2 questions. Unrelated, hope that isn't bad forum form

Are these the Rally II wheels? Something else? They are 14 inch wheels, and 7.5 inches wide.

This rust spot on the exterior of the hood looks pretty bad to me. Opinions about whether it's fixable. It is located where the hinge connects on the bottom. I'd sure rather keep the original hood if I can.


----------



## Pinion head (Jan 3, 2015)

The wheel is indeed an original Rally II, the two letter ID code to the RH of the valve stem is KS, and thus a 14x7 rally II wheel. The KS I'd code was used on '71-75 model 14x7 rally II's. 

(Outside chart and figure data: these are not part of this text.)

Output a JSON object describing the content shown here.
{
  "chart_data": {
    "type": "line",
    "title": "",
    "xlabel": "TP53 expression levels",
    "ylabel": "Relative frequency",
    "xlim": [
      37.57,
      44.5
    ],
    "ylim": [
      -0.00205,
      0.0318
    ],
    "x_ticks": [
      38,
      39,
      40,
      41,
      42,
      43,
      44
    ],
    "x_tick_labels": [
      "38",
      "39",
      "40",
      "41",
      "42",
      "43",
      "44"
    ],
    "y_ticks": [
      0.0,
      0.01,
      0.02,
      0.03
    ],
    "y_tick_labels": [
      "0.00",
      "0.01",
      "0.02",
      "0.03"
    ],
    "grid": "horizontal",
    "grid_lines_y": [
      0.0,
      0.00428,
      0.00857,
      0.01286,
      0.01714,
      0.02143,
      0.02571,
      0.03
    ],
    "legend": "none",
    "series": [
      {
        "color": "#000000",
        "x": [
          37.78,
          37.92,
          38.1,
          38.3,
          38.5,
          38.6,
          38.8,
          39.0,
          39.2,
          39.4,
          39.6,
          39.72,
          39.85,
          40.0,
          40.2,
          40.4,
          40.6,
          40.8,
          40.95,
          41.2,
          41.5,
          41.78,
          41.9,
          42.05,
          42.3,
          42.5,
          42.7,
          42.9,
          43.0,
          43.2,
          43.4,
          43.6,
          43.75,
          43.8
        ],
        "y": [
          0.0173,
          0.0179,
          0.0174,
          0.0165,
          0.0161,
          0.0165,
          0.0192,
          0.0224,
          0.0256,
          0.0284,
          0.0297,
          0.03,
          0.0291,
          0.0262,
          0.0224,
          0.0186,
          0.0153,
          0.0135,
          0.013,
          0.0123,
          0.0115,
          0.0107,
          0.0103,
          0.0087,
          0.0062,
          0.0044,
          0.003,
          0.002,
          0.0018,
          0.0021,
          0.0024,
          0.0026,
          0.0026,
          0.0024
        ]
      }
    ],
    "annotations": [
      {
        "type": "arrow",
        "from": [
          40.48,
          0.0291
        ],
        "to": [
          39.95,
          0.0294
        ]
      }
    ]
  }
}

On the hood, it may be able to be repaired, depends on how thin the metal is further away from the rustholes. Have an older gentlemen who is amazing using his synchro wave TIG, but like any proper repair, the metal that one is going to buttweld to, needs to be clean thick metal, not thin, rusted on the backside.


----------



## BearGFR (Aug 25, 2008)

:agree As long as it's possible to cut out the bad stuff all around so that you've got rust free metal to weld to (the back side is almost always over a larger area than you can see from the front), someone who's good with a mig or tig should be able to repair it.

Bear


----------



## BlueSky1Guy (Jul 9, 2015)

I can get a welding guru to check it out. My friend says this guy can do anything, including fix a hole in a beer can. I didn't want to waste his time if it was pointless. 
Thanks Pinion, about the wheels.


----------